Der Fall Edathy und die Ermittler: Staatsanwaltschaft Hannover: „Wir sind fassungslos“
Als die Beamten in Hannover die Wohnung und Büros des SPD-Bundestagsabgeordneten Sebastian Edathy durchsuchten, fanden sie nicht mehr viel vor. Die Ermittler sind darüber verbittert. Was wissen sie – und was sagt das über den Fall aus?
Erstmals hat die Staatsanwaltschaft Hannover am Freitag Ermittlungen gegen den SPD-Politiker Sebastian Edathy wegen Kinderporno-Verdachts öffentlich bestätigt. Der Leiter der Anklagebehörde, Jörg Fröhlich, erhob schwere Vorwürfe, weil Informationen über den Fall bereits im Oktober in der Bundes- und niedersächsischen Landespolitik kursierten, bevor die Staatsanwaltschaft davon erfuhr.

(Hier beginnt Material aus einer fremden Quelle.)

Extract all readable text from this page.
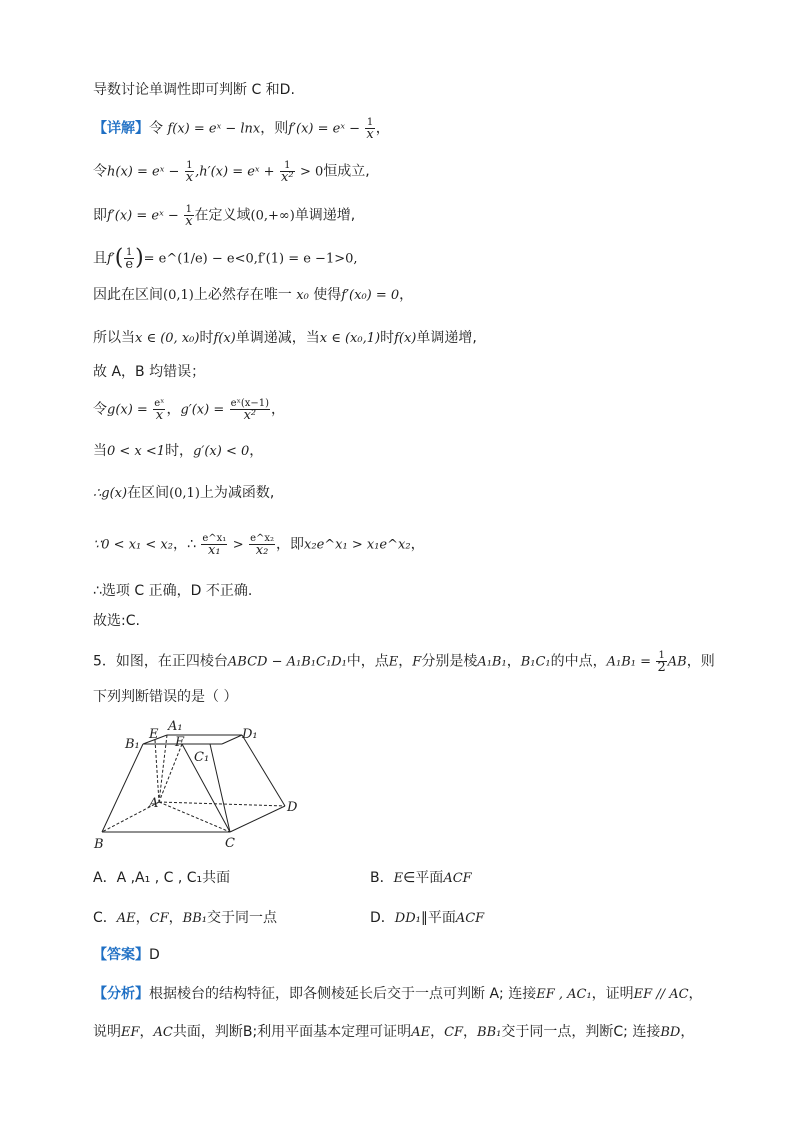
导数讨论单调性即可判断 C 和D.
【详解】令 f(x) = eˣ − lnx，则f′(x) = eˣ − $\frac{1}{x}$ ，
令h(x) = eˣ − $\frac{1}{x} ,h'(x)$ = eˣ + $\frac{1}{\text{x²}} > 0$恒成立,
即f′(x) = eˣ − $\frac{1}{x}$ 在定义域(0,+∞)单调递增,
且$f'( \frac{1}{e}$ )= e^(1/e) − e<0,f′(1) = e −1>0,
因此在区间(0,1)上必然存在唯一 x₀ 使得f′(x₀) = 0，
所以当x ∈ (0, x₀)时f(x)单调递减，当x ∈ (x₀,1)时f(x)单调递增,
故 A，B 均错误；
令$g(x) = \frac{\text{eˣ}}{x}$ ，$g'(x) = \frac{\text{eˣ(x−1)}}{\text{x²}}$ ，
当0 < x <1时，g′(x) < 0，
∴g(x)在区间(0,1)上为减函数,
∵0 < x₁ < x₂，∴ $\frac{\text{e\textasciicircum{}x₁}}{\text{x₁}} > \frac{\text{e\textasciicircum{}x₂}}{\text{x₂}}$ ，即x₂e^x₁ > x₁e^x₂，
∴选项 C 正确，D 不正确.
故选:C.
5．如图，在正四棱台ABCD − A₁B₁C₁D₁中，点E，F分别是棱A₁B₁，B₁C₁的中点，$A_1B_1 = \frac{1}{2}$ AB，则
下列判断错误的是（ ）
B₁
E
A₁
F
D₁
C₁
A
B	C
D
A．A ,A₁ , C , C₁共面	B．E∈平面ACF
C．AE，CF，BB₁交于同一点	D．DD₁∥平面ACF
【答案】D
【分析】根据棱台的结构特征，即各侧棱延长后交于一点可判断 A; 连接EF , AC₁，证明EF // AC，
说明EF，AC共面，判断B;利用平面基本定理可证明AE，CF，BB₁交于同一点，判断C; 连接BD，
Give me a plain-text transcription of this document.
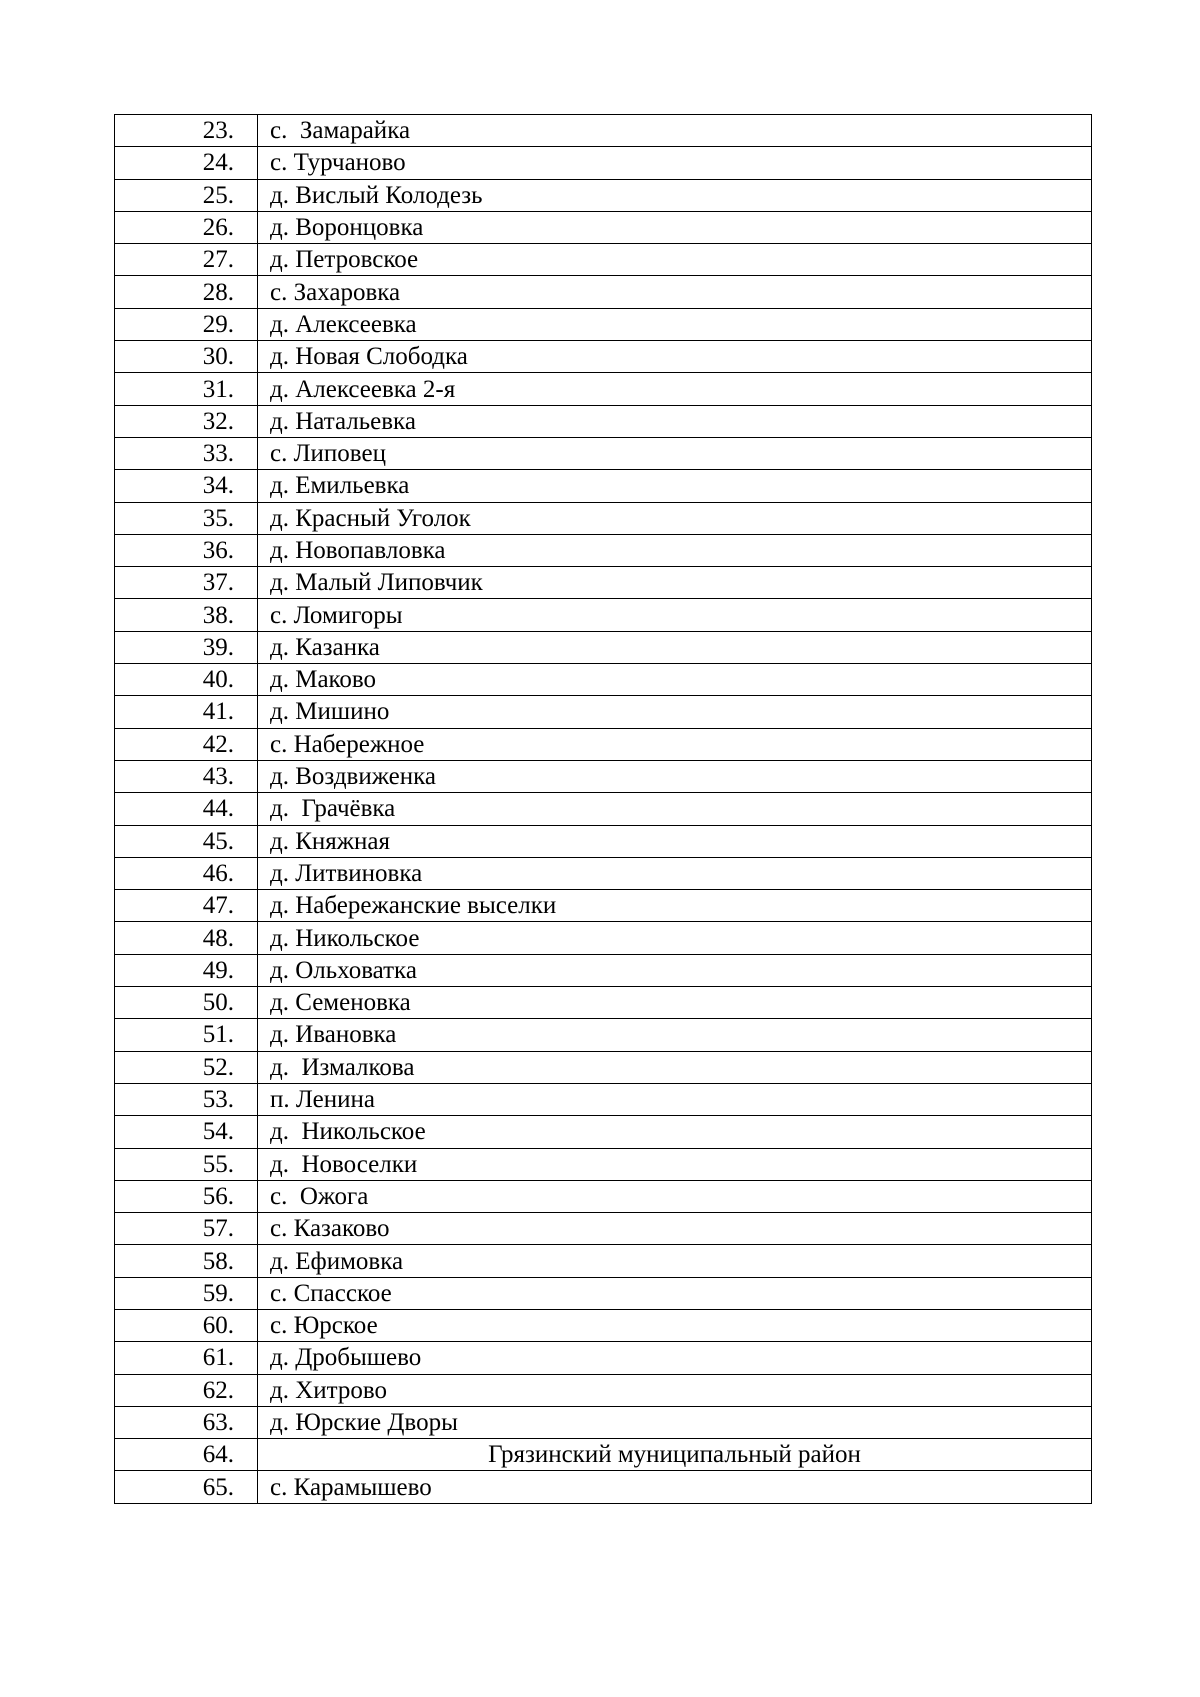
23.	с.  Замарайка
24.	с. Турчаново
25.	д. Вислый Колодезь
26.	д. Воронцовка
27.	д. Петровское
28.	с. Захаровка
29.	д. Алексеевка
30.	д. Новая Слободка
31.	д. Алексеевка 2-я
32.	д. Натальевка
33.	с. Липовец
34.	д. Емильевка
35.	д. Красный Уголок
36.	д. Новопавловка
37.	д. Малый Липовчик
38.	с. Ломигоры
39.	д. Казанка
40.	д. Маково
41.	д. Мишино
42.	с. Набережное
43.	д. Воздвиженка
44.	д.  Грачёвка
45.	д. Княжная
46.	д. Литвиновка
47.	д. Набережанские выселки
48.	д. Никольское
49.	д. Ольховатка
50.	д. Семеновка
51.	д. Ивановка
52.	д.  Измалкова
53.	п. Ленина
54.	д.  Никольское
55.	д.  Новоселки
56.	с.  Ожога
57.	с. Казаково
58.	д. Ефимовка
59.	с. Спасское
60.	с. Юрское
61.	д. Дробышево
62.	д. Хитрово
63.	д. Юрские Дворы
64.	Грязинский муниципальный район
65.	с. Карамышево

Welche Erkenntnisse haben die Ermittler?
Edathy wird vorgeworfen, zwischen dem 21. Oktober 2005 und dem 18. Juni 2010 neun Mal im Online-Shop eines kanadischen Unternehmens insgesamt 31 Videos und Fotosets von nackten Jungen im Alter von neun bis 14 Jahren bestellt zu haben. Die ersten sieben dieser Pakete gingen per Post an Edathys Privatadresse. Die beiden weiteren Produkte wurden auf einen Server der IT-Abteilung im Deutschen Bundestag heruntergeladen.

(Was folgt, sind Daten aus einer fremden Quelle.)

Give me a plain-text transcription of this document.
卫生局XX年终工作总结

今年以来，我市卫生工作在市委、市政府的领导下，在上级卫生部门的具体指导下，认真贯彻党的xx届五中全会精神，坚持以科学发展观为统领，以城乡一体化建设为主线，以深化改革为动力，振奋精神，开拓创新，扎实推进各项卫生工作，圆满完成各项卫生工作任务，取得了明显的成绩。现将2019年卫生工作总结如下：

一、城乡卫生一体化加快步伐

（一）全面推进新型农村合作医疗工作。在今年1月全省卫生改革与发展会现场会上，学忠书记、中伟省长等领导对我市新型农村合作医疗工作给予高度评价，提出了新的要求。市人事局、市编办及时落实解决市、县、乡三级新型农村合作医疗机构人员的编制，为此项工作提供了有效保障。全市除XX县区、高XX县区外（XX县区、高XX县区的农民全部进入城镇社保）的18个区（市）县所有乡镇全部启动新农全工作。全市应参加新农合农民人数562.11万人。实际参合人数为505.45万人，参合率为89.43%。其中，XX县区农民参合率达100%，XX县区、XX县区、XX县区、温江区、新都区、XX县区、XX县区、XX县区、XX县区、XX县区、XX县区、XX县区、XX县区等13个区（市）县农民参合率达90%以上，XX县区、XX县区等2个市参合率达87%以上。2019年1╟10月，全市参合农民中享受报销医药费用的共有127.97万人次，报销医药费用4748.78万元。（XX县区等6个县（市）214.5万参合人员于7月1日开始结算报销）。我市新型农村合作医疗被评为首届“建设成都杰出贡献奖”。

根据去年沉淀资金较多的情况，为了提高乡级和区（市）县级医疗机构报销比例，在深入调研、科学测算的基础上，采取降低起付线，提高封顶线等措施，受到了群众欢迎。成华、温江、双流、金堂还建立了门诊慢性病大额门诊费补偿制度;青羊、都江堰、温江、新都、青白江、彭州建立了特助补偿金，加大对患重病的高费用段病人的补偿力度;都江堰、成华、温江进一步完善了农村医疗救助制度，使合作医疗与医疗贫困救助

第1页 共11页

Handelt es sich um Kinderpornografie?
„Diese Frage ist sehr schwierig zu beantworten“, sagte der Leitende Oberstaatsanwalt. „In jedem Fall befinden wir uns im Grenzbereich.“ Das Bundeskriminalamt ordnet einschlägiges Material in zwei Kategorien ein. Im Fall Edathy handele es sich um die minder schwere Kategorie zwei, erklärte Fröhlich. „Die Fotos zeigen nackte Knaben in vermeintlich natürlichen Lebensposen wie beim Spielen, aber alle in Bezug zu den Genitalien.“ Dieser Grenzfall reiche aber für einen Anfangsverdacht aus, um Ermittlungen wegen Kinderpornografie aufzunehmen. Erfahrungen und zahlreiche andere Fälle lehrten, dass die Beschuldigten oft auch auf härteres Material zurückgriffen.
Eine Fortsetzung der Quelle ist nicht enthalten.